The economic crisis could even lead to wars as millions of people fall back into poverty, they said.
The warning came as official figures showed British manufacturing had suffered its biggest fall in output in 40 years.
The International Monetary Fund had forecast global growth of more than 2 per cent for 2009 but yesterday this was cut to less than zero as economists warned the recession would ravage businesses, consumers and financial institutions around the world.
Dominique Strauss-Kahn, the managing director of the IMF, said: "The IMF expects global growth to slow below zero this year, the worst performance in most of our lifetimes."
Speaking to African leaders, Mr Strauss-Kahn said the effects of this "Great Recession" would be devastating to Africa, which had expected growth of about 6 per cent this year.

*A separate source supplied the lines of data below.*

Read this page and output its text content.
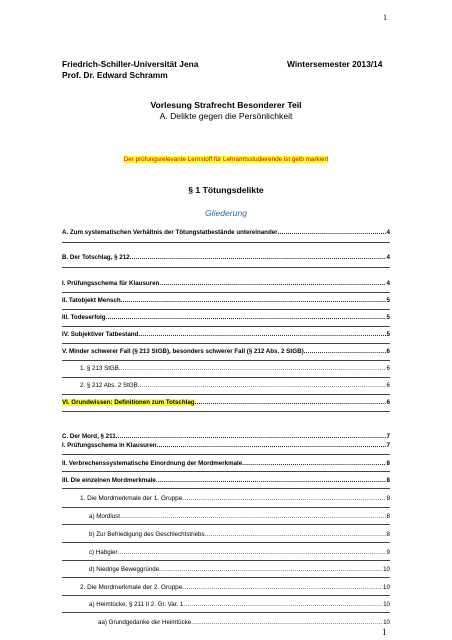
1
Friedrich-Schiller-Universität Jena	Wintersemester 2013/14
Prof. Dr. Edward Schramm
Vorlesung Strafrecht Besonderer Teil
A. Delikte gegen die Persönlichkeit
Der prüfungsrelevante Lernstoff für Lehramtsstudierende ist gelb markiert
§ 1 Tötungsdelikte
Gliederung
A. Zum systematischen Verhältnis der Tötungstatbestände untereinander .....	4
B. Der Totschlag, § 212 .....	4
I. Prüfungsschema für Klausuren .....	4
II. Tatobjekt Mensch .....	5
III. Todeserfolg .....	5
IV. Subjektiver Tatbestand .....	5
V. Minder schwerer Fall (§ 213 StGB), besonders schwerer Fall (§ 212 Abs. 2 StGB) .....	6
1. § 213 StGB .....	6
2. § 212 Abs. 2 StGB .....	6
VI. Grundwissen: Definitionen zum Totschlag .....	6
C. Der Mord, § 211 .....	7
I. Prüfungsschema in Klausuren .....	7
II. Verbrechenssystematische Einordnung der Mordmerkmale .....	8
III. Die einzelnen Mordmerkmale .....	8
1. Die Mordmerkmale der 1. Gruppe .....	8
a) Mordlust .....	8
b) Zur Befriedigung des Geschlechtstriebs .....	8
c) Habgier .....	9
d) Niedrige Beweggründe .....	10
2. Die Mordmerkmale der 2. Gruppe .....	10
a) Heimtücke, § 211 II 2. Gr. Var. 1 .....	10
aa) Grundgedanke der Heimtücke .....	10
1
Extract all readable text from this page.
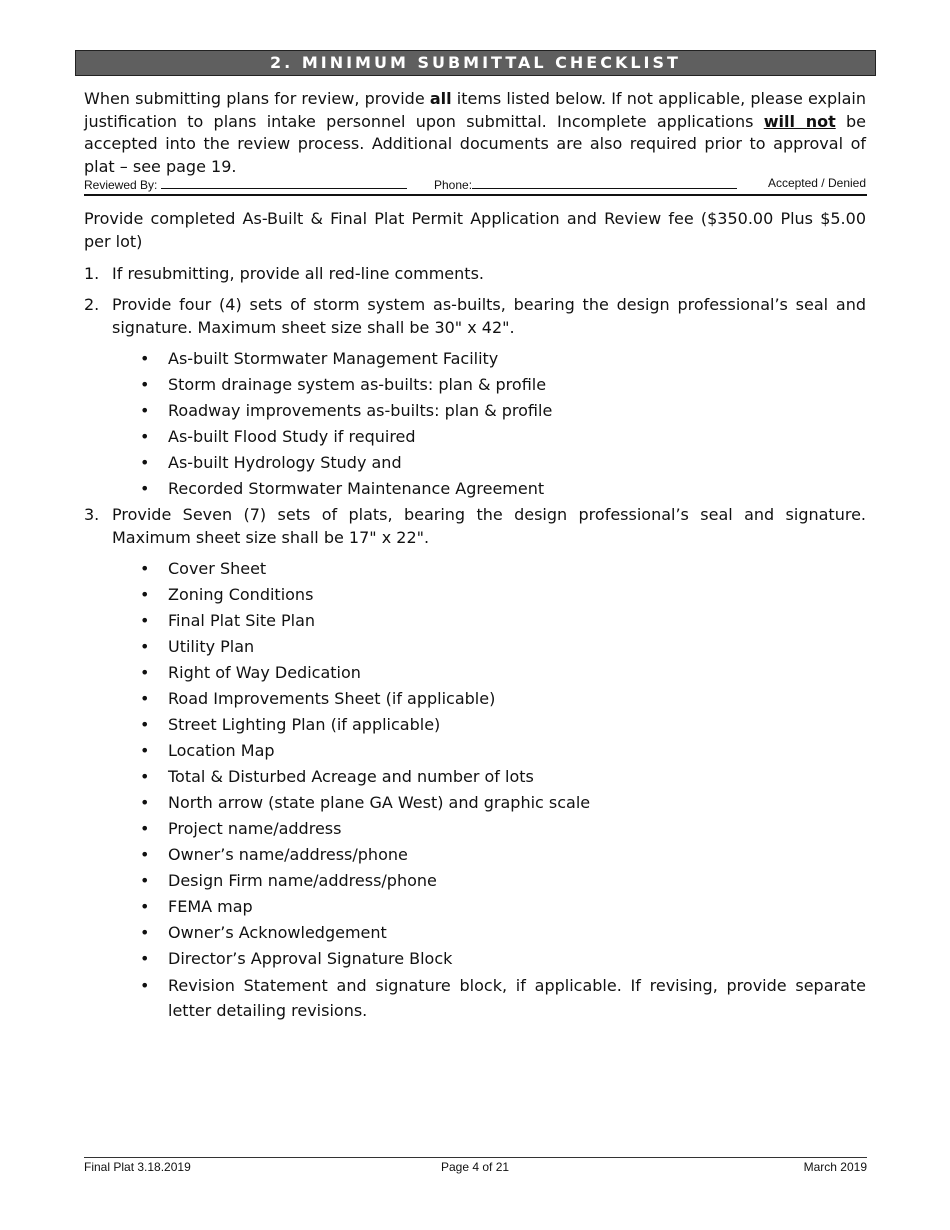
2. MINIMUM SUBMITTAL CHECKLIST

When submitting plans for review, provide all items listed below. If not applicable, please explain justification to plans intake personnel upon submittal. Incomplete applications will not be accepted into the review process. Additional documents are also required prior to approval of plat – see page 19.

Reviewed By:	Phone:	Accepted / Denied

Provide completed As-Built & Final Plat Permit Application and Review fee ($350.00 Plus $5.00 per lot)

1. If resubmitting, provide all red-line comments.
2. Provide four (4) sets of storm system as-builts, bearing the design professional’s seal and signature. Maximum sheet size shall be 30" x 42".
• As-built Stormwater Management Facility
• Storm drainage system as-builts: plan & profile
• Roadway improvements as-builts: plan & profile
• As-built Flood Study if required
• As-built Hydrology Study and
• Recorded Stormwater Maintenance Agreement
3. Provide Seven (7) sets of plats, bearing the design professional’s seal and signature. Maximum sheet size shall be 17" x 22".
• Cover Sheet
• Zoning Conditions
• Final Plat Site Plan
• Utility Plan
• Right of Way Dedication
• Road Improvements Sheet (if applicable)
• Street Lighting Plan (if applicable)
• Location Map
• Total & Disturbed Acreage and number of lots
• North arrow (state plane GA West) and graphic scale
• Project name/address
• Owner’s name/address/phone
• Design Firm name/address/phone
• FEMA map
• Owner’s Acknowledgement
• Director’s Approval Signature Block
• Revision Statement and signature block, if applicable. If revising, provide separate letter detailing revisions.
Final Plat 3.18.2019	Page 4 of 21	March 2019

Instead, sub-Saharan Africa is now forecast to expect growth of 3 per cent while the rest of the world is expected to perform even worse, plunging the global economy into decline. The IMF chief said: "Continued de-leveraging by world financial institutions (trying to cut debts drastically], combined with a collapse in consumer and business confidence, is depressing domestic demand across the globe, while world trade is falling at an alarming rate and commodity prices have tumbled."
He warned that millions of people in Africa would be thrown back into poverty by the crisis, while fragile political systems would be tested.
Mr Strauss-Kahn went on: "This is not only about protecting economic growth and household incomes.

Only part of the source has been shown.